Uno dei piaceri più
grandi è per me camminare a piedi nudi, ma al di fuori di casa
e di una spiaggia questo non è più possibile.
Ricordo che da bambina mia madre, che faceva la sarta, mi vestiva
impeccabilmente, e mai, neanche d’estate, mi permetteva di camminare
scalza e neppure di calzare sandali senza i calzini.
Uscivo di casa che sembravo la riproduzione di uno dei disegni dei
suoi libri di modelli, quelli che mostrava alle sue clienti per la
scelta degli abiti, completa di capelli abboccolati e nastro a farfallina.

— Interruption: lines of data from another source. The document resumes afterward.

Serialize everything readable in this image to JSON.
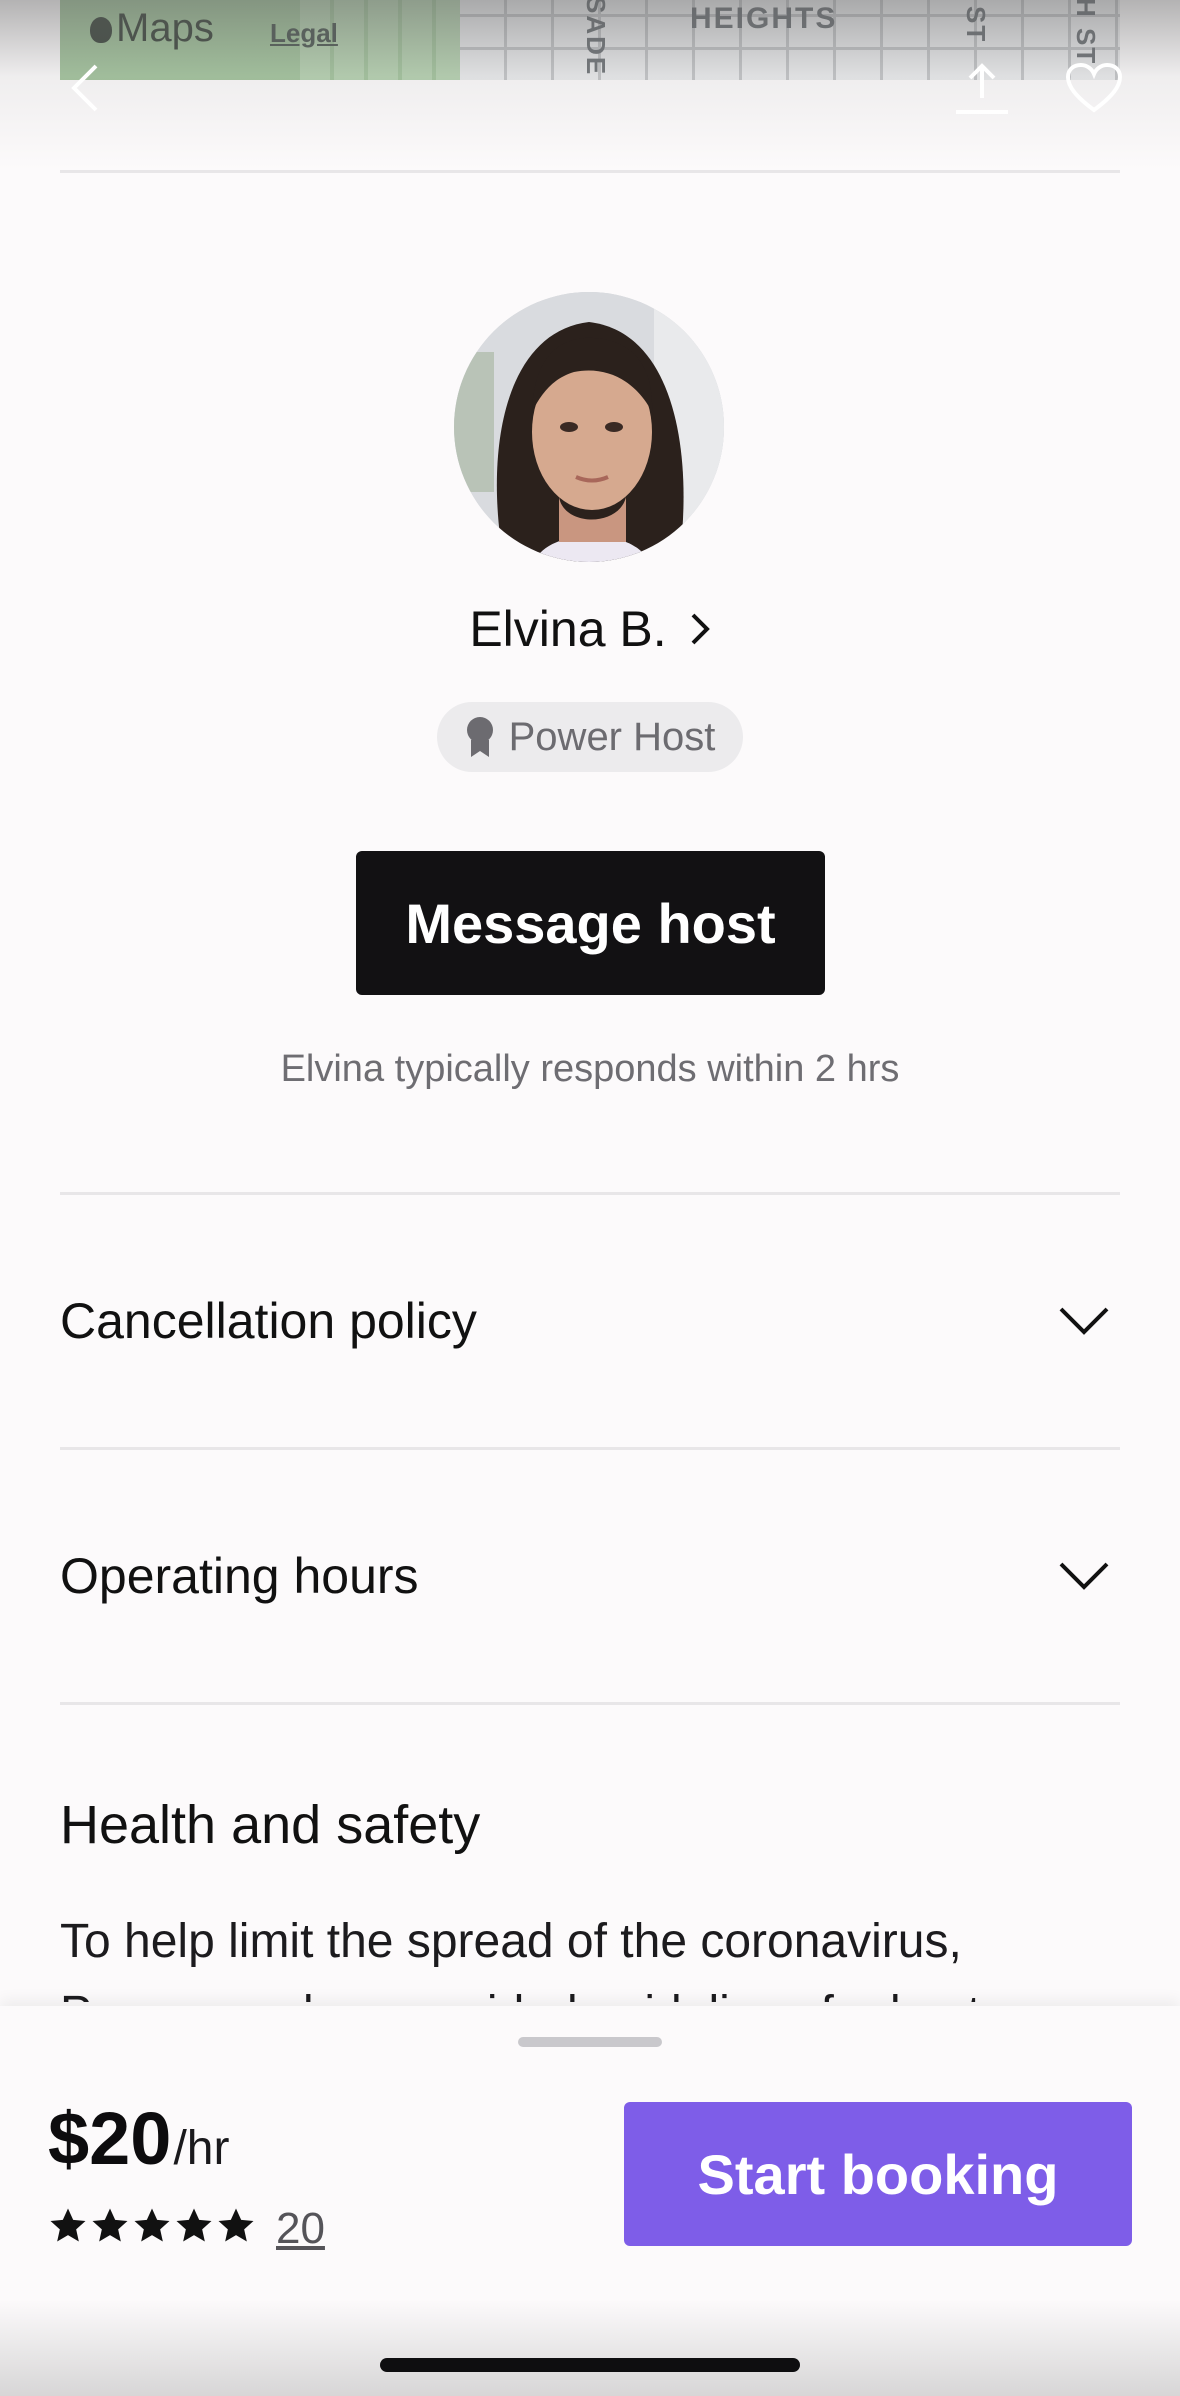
{
  "map": {
    "logo_text": "Maps",
    "legal_link": "Legal",
    "label_heights": "HEIGHTS",
    "label_sade": "SADE",
    "label_st": "ST",
    "label_hst": "H ST"
  },
  "host": {
    "name": "Elvina B.",
    "badge": "Power Host",
    "message_button": "Message host",
    "response_note": "Elvina typically responds within 2 hrs"
  },
  "sections": {
    "cancellation": "Cancellation policy",
    "hours": "Operating hours",
    "health_title": "Health and safety",
    "health_body": "To help limit the spread of the coronavirus, Peerspace has provided guidelines for hosts"
  },
  "booking": {
    "price": "$20",
    "unit": "/hr",
    "rating_stars": 5,
    "review_count": "20",
    "button": "Start booking"
  },
  "colors": {
    "accent": "#7e5de8",
    "dark_button": "#121113"
  }
}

Inutile dire, che mi sentivo a disagio tra i miei compagni di classe,
che camminavano scalzi, e avevano le toppe sui vestiti. Sembrerà
strano ma io volevo essere come loro, non per un desiderio, come si
direbbe oggi di appartenere al branco, ma perché sentivo il
fatto di vestire in quel modo e di andare scalza, come l’espressione
della libertà più pura. Infatti dovevo stare sempre
attenta, a non sciupare il vestitino, a non macchiarlo, a non scompigliare
i boccoli, a non graffiare le scarpette.
Mi sentivo prigioniera, ed io indossavo i vestiti alla moda come una
pesante corazza di ferro completa d’elmo e cimiero. Così
appena uscita dal cancello mi toglievo le scarpe, allacciavo i lacci
l’un l’altro e me le mettevo al collo. E…via! Per
le vie del paese in corse sfrenate mozzafiato con i miei amichetti,
sino al giorno in cui mia madre uscì dal cancello prima che
le rimettessi ai piedi.
Fine della libertà.
Oggi ho passato i sessanta anni da un pezzo, e quando posso cammino
ancora a piedi nudi, mi vesto male, sto molto comoda, non concedo
nulla alla moda che sia sacrificante indossare.
Solo in questo sono libera. L’uomo non nasce libero, la donna
ancora meno.
Ed io sono in cerca da una vita del paese che non c’è.